Looking at the effect of age on OOc and FRO jitter values in Table 1, there was no significant correlation (p > 0.05) between jitter values and age similar to what was observed by other researchers on Extensor Digitorum and OOc muscles22,23,35,39,41. As well as this study revealed no significant effect of weight, height, and gender on jitter values of OOc and FRO muscles [Table 1].

Comparison between CN-jitter values of V-OOc and V-FRO showed no significant statistical difference and no significant correlation, as well as the cut-off values for mean MCD (32 vs. 31.3 µs) and individual MCD (49 vs. 49.2 µs) which were almost the same (Table 3). This was supported by Stalberg and colleagues who observed a small difference in the cut-off limits for V-OOc and V-FRO obtained during the multicenter study18.

There were similarities and dissimilarities between our findings and other researches. The cause of this variabilities in different studies might be attributed to the different techniques and equipment in different centers (including needle electrode type and size, filter setting, different software and machines which uses different algorithms for jitter measurement) in addition to different criteria for defining and selecting a fibre pair to be analyzed and included in the jitter measurement.

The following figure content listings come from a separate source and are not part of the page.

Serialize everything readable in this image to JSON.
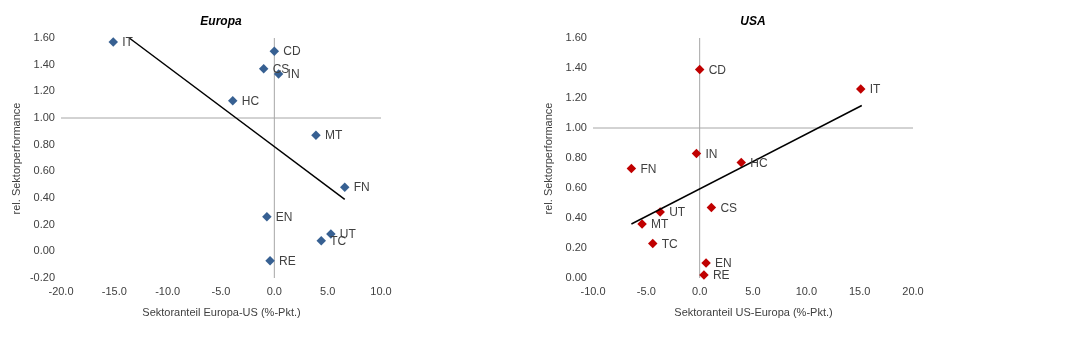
{
  "chart_data": [
    {
      "type": "scatter",
      "title": "Europa",
      "xlabel": "Sektoranteil Europa-US (%-Pkt.)",
      "ylabel": "rel. Sektorperformance",
      "xlim": [
        -20,
        10
      ],
      "xticks": [
        {
          "value": -20,
          "label": "-20.0"
        },
        {
          "value": -15,
          "label": "-15.0"
        },
        {
          "value": -10,
          "label": "-10.0"
        },
        {
          "value": -5,
          "label": "-5.0"
        },
        {
          "value": 0,
          "label": "0.0"
        },
        {
          "value": 5,
          "label": "5.0"
        },
        {
          "value": 10,
          "label": "10.0"
        }
      ],
      "ylim": [
        -0.2,
        1.6
      ],
      "yticks": [
        {
          "value": -0.2,
          "label": "-0.20"
        },
        {
          "value": 0,
          "label": "0.00"
        },
        {
          "value": 0.2,
          "label": "0.20"
        },
        {
          "value": 0.4,
          "label": "0.40"
        },
        {
          "value": 0.6,
          "label": "0.60"
        },
        {
          "value": 0.8,
          "label": "0.80"
        },
        {
          "value": 1.0,
          "label": "1.00"
        },
        {
          "value": 1.2,
          "label": "1.20"
        },
        {
          "value": 1.4,
          "label": "1.40"
        },
        {
          "value": 1.6,
          "label": "1.60"
        }
      ],
      "grid": false,
      "ref_lines": [
        {
          "axis": "y",
          "value": 1.0,
          "color": "#a6a6a6"
        },
        {
          "axis": "x",
          "value": 0,
          "color": "#a6a6a6"
        }
      ],
      "series": [
        {
          "marker": "diamond",
          "color": "#376092",
          "x": [
            -15.1,
            0.0,
            -1.0,
            0.4,
            -3.9,
            3.9,
            6.6,
            -0.7,
            5.3,
            4.4,
            -0.4
          ],
          "values": [
            1.57,
            1.5,
            1.37,
            1.33,
            1.13,
            0.87,
            0.48,
            0.26,
            0.13,
            0.08,
            -0.07
          ]
        },
        {
          "type": "line",
          "color": "#000000",
          "x": [
            -13.6,
            6.6
          ],
          "values": [
            1.6,
            0.39
          ]
        }
      ],
      "annotations": [
        {
          "text": "IT",
          "x": -15.1,
          "y": 1.57
        },
        {
          "text": "CD",
          "x": 0.0,
          "y": 1.5
        },
        {
          "text": "CS",
          "x": -1.0,
          "y": 1.37
        },
        {
          "text": "IN",
          "x": 0.4,
          "y": 1.33
        },
        {
          "text": "HC",
          "x": -3.9,
          "y": 1.13
        },
        {
          "text": "MT",
          "x": 3.9,
          "y": 0.87
        },
        {
          "text": "FN",
          "x": 6.6,
          "y": 0.48
        },
        {
          "text": "EN",
          "x": -0.7,
          "y": 0.26
        },
        {
          "text": "UT",
          "x": 5.3,
          "y": 0.13
        },
        {
          "text": "TC",
          "x": 4.4,
          "y": 0.08
        },
        {
          "text": "RE",
          "x": -0.4,
          "y": -0.07
        }
      ]
    },
    {
      "type": "scatter",
      "title": "USA",
      "xlabel": "Sektoranteil US-Europa (%-Pkt.)",
      "ylabel": "rel. Sektorperformance",
      "xlim": [
        -10,
        20
      ],
      "xticks": [
        {
          "value": -10,
          "label": "-10.0"
        },
        {
          "value": -5,
          "label": "-5.0"
        },
        {
          "value": 0,
          "label": "0.0"
        },
        {
          "value": 5,
          "label": "5.0"
        },
        {
          "value": 10,
          "label": "10.0"
        },
        {
          "value": 15,
          "label": "15.0"
        },
        {
          "value": 20,
          "label": "20.0"
        }
      ],
      "ylim": [
        0,
        1.6
      ],
      "yticks": [
        {
          "value": 0,
          "label": "0.00"
        },
        {
          "value": 0.2,
          "label": "0.20"
        },
        {
          "value": 0.4,
          "label": "0.40"
        },
        {
          "value": 0.6,
          "label": "0.60"
        },
        {
          "value": 0.8,
          "label": "0.80"
        },
        {
          "value": 1.0,
          "label": "1.00"
        },
        {
          "value": 1.2,
          "label": "1.20"
        },
        {
          "value": 1.4,
          "label": "1.40"
        },
        {
          "value": 1.6,
          "label": "1.60"
        }
      ],
      "grid": false,
      "ref_lines": [
        {
          "axis": "y",
          "value": 1.0,
          "color": "#a6a6a6"
        },
        {
          "axis": "x",
          "value": 0,
          "color": "#a6a6a6"
        }
      ],
      "series": [
        {
          "marker": "diamond",
          "color": "#c00000",
          "x": [
            0.0,
            15.1,
            -0.3,
            3.9,
            -6.4,
            1.1,
            -3.7,
            -5.4,
            -4.4,
            0.6,
            0.4
          ],
          "values": [
            1.39,
            1.26,
            0.83,
            0.77,
            0.73,
            0.47,
            0.44,
            0.36,
            0.23,
            0.1,
            0.02
          ]
        },
        {
          "type": "line",
          "color": "#000000",
          "x": [
            -6.4,
            15.2
          ],
          "values": [
            0.36,
            1.15
          ]
        }
      ],
      "annotations": [
        {
          "text": "CD",
          "x": 0.0,
          "y": 1.39
        },
        {
          "text": "IT",
          "x": 15.1,
          "y": 1.26
        },
        {
          "text": "IN",
          "x": -0.3,
          "y": 0.83
        },
        {
          "text": "HC",
          "x": 3.9,
          "y": 0.77
        },
        {
          "text": "FN",
          "x": -6.4,
          "y": 0.73
        },
        {
          "text": "CS",
          "x": 1.1,
          "y": 0.47
        },
        {
          "text": "UT",
          "x": -3.7,
          "y": 0.44
        },
        {
          "text": "MT",
          "x": -5.4,
          "y": 0.36
        },
        {
          "text": "TC",
          "x": -4.4,
          "y": 0.23
        },
        {
          "text": "EN",
          "x": 0.6,
          "y": 0.1
        },
        {
          "text": "RE",
          "x": 0.4,
          "y": 0.02
        }
      ]
    }
  ]
}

CN reference jitter values for voluntarily activated OOc and FRO, labeling the patient as having a positive jitter test, have been established in our Sudanese population. In fact, this study had provided practical upper limits of mean jitter and outliers CN-jitter values for V-OOc (32,49 μs) and (31,49 μs) for V-FRO. Age, gender, height, and weight did not show any effect on jitter values.